Is it not clear, then, that reflection on the broad clinical affinities exhibited by gout and granular kidney does but emphasise the essential distinctness of the two morbid entities? Inferentially, too, it lends no colour to the assumption that gout is of primary renal origin.

That the victim of gout, despite uricæmia and those unequivocal tokens, tophi, may, notwithstanding repeated arthritic outbreaks, be in the intervals in sound if not exuberant health, is a clinical truism. His kidneys, too, may, as far as can be ascertained, be normal; and his blood pressure not beyond what might be expected at his age. His output of uric acid may but touch the lower normal limit or a little less, and his metabolism of purin-rich foods be but a little protracted. Thus he runs his course, more frequently than not a strenuous one, chequered by occasional outbreaks which not seldom he regards as salutary rather than otherwise. Then, sooner or later, in one, two, or even three decades, that Nemesis of age, arterio-sclerosis overtakes him with its correlated chronic nephritic change.

Is not this very reminiscent of what Walker Hall reminds us of, the sequence of events in lead poisoning and alcoholism? “These poisons affect the general metabolism adversely and are connected with disturbances of purin assimilation and output. At a later stage they produce arterio-sclerosis and renal insufficiency.” And as he shrewdly observes, “It is, therefore, of importance to exactly appraise the stage of the disease when interpreting the results of experiments upon gouty individuals. When this obtains widened application, many generally accepted statements will have to be re-written.”

In conclusion, therefore, we see that the weight of clinical evidence is against the primary renal origin of gout, for not only are renal changes frequently slight, but they are often entirely lacking in gout. Confronted with these difficulties, the question inevitably rises as to whether there does not exist a special morbid entity, gout, which develops independently of renal abnormalities?

CHAPTER XI
URICÆMIA IN GOUT

In the summer of 1848, Garrod made his momentous announcement that “the blood in gout always contains uric acid in the form of urate of soda, which salt can be obtained from it in crystalline state.” Some eleven years later in his classic work on gout, he reiterated his affirmation, but appended thereto the words, “in abnormal quantities.” Garrod’s analyses were mainly qualitative, but, at any rate, in one instance, he obtained from a gouty patient the equivalent of 5 mg. of uric acid per 100 gm. of blood serum, maintaining, however, that this amount was much below that really present.

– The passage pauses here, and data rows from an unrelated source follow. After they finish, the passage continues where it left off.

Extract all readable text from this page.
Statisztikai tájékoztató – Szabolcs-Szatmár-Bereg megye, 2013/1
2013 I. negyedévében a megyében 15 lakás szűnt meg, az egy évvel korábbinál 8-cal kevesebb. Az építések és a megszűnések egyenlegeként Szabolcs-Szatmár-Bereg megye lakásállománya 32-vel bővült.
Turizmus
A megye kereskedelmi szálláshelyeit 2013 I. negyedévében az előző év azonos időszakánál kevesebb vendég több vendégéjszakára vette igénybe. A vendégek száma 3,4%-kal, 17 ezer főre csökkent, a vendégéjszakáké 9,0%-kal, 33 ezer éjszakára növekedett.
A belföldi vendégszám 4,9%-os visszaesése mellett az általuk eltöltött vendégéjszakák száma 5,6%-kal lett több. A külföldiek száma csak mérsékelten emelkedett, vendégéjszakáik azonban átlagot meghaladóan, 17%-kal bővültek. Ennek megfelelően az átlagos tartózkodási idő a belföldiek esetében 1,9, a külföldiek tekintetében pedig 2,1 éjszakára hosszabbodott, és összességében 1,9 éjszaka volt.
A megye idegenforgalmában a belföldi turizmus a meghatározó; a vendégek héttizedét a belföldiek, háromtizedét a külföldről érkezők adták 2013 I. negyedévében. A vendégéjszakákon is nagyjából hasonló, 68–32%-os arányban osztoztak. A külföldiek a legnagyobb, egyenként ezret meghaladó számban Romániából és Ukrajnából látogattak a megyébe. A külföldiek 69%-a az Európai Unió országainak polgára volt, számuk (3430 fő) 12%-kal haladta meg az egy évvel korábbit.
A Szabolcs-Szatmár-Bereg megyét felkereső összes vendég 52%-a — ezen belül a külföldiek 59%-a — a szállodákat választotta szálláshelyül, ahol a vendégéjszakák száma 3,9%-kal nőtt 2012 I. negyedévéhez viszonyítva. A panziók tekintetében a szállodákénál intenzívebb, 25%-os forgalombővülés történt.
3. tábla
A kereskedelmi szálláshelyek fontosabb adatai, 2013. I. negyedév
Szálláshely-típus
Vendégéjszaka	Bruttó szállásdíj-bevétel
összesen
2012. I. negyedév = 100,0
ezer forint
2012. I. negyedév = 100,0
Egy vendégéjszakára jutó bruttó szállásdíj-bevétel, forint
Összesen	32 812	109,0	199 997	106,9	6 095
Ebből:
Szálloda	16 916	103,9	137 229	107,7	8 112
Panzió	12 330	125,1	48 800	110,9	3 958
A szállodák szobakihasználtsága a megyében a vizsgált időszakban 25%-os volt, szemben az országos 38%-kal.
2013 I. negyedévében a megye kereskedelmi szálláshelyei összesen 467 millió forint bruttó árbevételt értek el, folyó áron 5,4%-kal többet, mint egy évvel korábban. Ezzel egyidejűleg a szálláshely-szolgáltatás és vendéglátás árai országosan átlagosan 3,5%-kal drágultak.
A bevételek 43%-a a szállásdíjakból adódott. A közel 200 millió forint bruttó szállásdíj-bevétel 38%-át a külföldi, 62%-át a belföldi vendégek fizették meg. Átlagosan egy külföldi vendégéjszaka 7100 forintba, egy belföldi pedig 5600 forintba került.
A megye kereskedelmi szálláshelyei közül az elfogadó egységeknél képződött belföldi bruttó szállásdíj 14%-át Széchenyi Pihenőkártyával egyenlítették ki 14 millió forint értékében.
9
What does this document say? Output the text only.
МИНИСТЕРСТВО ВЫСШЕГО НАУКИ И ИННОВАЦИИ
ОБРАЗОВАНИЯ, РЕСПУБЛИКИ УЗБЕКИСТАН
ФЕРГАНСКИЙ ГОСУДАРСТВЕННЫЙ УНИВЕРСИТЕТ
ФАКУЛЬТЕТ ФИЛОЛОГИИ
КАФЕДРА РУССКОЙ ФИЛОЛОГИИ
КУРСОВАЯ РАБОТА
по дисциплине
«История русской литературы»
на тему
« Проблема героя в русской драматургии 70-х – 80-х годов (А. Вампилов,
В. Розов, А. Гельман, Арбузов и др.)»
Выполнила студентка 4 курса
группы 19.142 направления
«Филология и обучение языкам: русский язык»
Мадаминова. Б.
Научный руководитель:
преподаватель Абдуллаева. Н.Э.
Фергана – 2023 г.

But not until 1895 was a series of quantitative estimates undertaken when Klemperer in three gouty subjects passing through an attack found the blood content of uric acid to be 6·6 mg., 8·8 mg., and 9·5 mg. per 100 c.c. of blood. Some years later, Magnus Levy, investigating seventeen gouty individuals, found that the amount of uric acid in the blood ranged from 2·1-9·5 mg. per 100 c.c.

Brugsch and Schittenhelm noted that, in gouty victims, uric acid was still present in the blood even when they had been on purin-free diet for weeks or months. They held endogenous uricæmia to be a constant symptom in gout. Even as late as 1913 the former investigator contended that, in a healthy person on a purin-free diet, the presence of uric acid in the blood cannot be satisfactorily demonstrated. But it must be recollected that the precipitation (ammonical silver and cupric bisulphite) method was beset with disadvantages. An approximate estimate only of the blood content of uric acid was with difficulty to be achieved even when large quantities were available.

Fortunately, however, our powers of analysis in this direction became greatly enlarged with the introduction in 1913 of the colorimetric method of Folin and Denis.